Она долго обнимала Мишеньку, долго крестила его, и когда он уже сел в кибитку, простился с крестьянами, крикнув на весь двор: «Прощай все! Не поминай лихом!», и стоял в ясном воздухе дружный гул прощальных голосов, бабушка остановила кучера Митьку и, подбежав к кибитке, еще раз обняла Мишеньку и еще раз повторила Митьке последние наставления.

А на другой день узнали в деревне, что не зря записывал Михал Юрьич в книжку: ни одной нужды крестьянской не забыл, обо всех, кто на его бумажке был записан, упросил барыню. Знал, что на прощание ни в чем ему бабушка Елизавета Алексеевна отказать не может, и получили — кто телку, кто деньжат малую толику, кто ржи мешок, а кто тесу на новую крышу, — и всем тархановским мужикам облегчили барщину.

Опять до поздней ночи не утихало на деревне волнение. Собирались тархановцы по избам, толковали, что, дескать, кто все записывает да про записанное не забывает, тот самый правильный есть человек и что нет на свете другого такого хорошего барина, как их Михал Юрьич, и что их Михал Юрьич теперь небось там, в Петербурге, тоже порядок наведет!

ЧАСТЬ ЧЕТВЕРТАЯ

И вы не смоете всей вашей черной кровью
Поэта праведную кровь!
ЛЕРМОНТОВ
«Смерть поэта», 1837 г.

ГЛАВА 1

В холодном воздухе, несмотря на мороз, уже пахло близкой весной.

Быстро бежали кони, еще быстрее бежали мысли обо всем, что было, и о том, что могло быть, но не сбылось.

Могло быть счастье, а была только боль отвергнутого сердца. Эта боль точно лезвием прошлась по нему. Нежное девичье лицо с безмятежным взглядом прелестных, но холодных глаз… Властный голос и манеры женщины, уже привыкшей побеждать… Натали!..

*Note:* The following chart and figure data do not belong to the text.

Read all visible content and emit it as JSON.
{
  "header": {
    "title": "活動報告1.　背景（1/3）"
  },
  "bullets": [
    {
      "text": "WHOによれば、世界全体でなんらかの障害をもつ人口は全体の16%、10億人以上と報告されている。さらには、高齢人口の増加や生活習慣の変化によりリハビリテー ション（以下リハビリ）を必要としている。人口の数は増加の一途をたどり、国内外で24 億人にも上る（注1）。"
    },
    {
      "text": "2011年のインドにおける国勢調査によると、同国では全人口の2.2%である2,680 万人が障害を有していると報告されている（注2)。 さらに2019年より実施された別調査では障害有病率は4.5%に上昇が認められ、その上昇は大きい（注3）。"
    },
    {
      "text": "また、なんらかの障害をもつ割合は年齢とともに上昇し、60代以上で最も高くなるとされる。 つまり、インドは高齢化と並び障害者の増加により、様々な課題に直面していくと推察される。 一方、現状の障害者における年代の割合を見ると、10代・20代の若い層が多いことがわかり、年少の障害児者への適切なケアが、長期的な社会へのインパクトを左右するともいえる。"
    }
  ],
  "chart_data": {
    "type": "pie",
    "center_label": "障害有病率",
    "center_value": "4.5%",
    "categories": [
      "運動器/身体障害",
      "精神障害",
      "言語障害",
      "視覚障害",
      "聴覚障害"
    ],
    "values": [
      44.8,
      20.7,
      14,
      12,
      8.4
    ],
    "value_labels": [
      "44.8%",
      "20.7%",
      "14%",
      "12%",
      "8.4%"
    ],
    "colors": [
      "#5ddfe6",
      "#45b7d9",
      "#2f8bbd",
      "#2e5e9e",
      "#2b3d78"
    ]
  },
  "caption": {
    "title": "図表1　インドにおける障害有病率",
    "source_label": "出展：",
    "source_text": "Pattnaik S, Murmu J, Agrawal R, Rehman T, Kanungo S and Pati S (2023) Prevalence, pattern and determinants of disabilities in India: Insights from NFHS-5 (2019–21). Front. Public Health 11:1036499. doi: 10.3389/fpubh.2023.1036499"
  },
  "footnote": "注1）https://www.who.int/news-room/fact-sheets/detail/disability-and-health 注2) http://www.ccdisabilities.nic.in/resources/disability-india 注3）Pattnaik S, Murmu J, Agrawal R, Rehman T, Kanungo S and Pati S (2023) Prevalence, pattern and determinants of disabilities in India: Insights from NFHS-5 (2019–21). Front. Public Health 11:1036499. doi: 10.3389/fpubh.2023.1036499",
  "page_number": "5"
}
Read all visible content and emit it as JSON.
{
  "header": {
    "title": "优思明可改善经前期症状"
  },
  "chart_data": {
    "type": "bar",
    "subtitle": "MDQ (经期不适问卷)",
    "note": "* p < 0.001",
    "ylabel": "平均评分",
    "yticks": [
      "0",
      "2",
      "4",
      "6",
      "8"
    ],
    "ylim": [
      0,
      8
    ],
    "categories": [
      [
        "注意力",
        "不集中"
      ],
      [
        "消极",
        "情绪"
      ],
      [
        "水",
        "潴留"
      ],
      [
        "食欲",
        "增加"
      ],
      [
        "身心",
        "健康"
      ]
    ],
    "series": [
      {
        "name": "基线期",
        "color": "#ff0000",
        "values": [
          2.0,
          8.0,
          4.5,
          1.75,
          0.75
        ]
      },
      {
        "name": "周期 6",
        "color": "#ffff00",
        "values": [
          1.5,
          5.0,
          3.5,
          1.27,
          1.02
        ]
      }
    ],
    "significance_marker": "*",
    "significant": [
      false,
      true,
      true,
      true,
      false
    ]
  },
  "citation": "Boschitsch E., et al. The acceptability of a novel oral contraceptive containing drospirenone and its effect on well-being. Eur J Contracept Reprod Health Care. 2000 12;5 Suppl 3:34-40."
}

Могла бы? — о да, могла бы! — вся жизнь озариться счастьем его новой любви. Что же встало между ним и Варенькой? Может быть, два года, во время которых он был заперт в Юнкерском училище, — срок, слишком долгий для любого женского сердца, даже для сердца Вареньки? Может быть, роковыми были слухи о его гусарской жизни, которую он сам в письмах к Мари Лопухиной расписывал с преувеличенным легкомыслием? Может быть, заставили родные?

Он встречал Бахметева еще до переезда в Петербург на московских вечерах. Уже тогда он казался стариком, потому что был намного старше всех и, когда они танцевали, степенно проводил время за картами. И вот теперь Варенька его жена…

Нет, лучше вовсе не думать о счастье!..

Он делает над собой усилие и, откинувшись в глубину кибитки, старается не думать о том, что причиняет сердцу боль.

О «Маскараде» надо будет тотчас по приезде идти говорить по начальству. Не ответил Раевский, принят или не принят второй вариант. А потом он вновь возьмется за уже начатую поэму: «Боярин Орша» — так она будет называться.

Тема в ней та же, что в «Исповеди», написанной еще в Москве, в пансионе. Она упорно нейдет из головы. Человек борется за свою свободу… Разве это когда-нибудь перестанет волновать?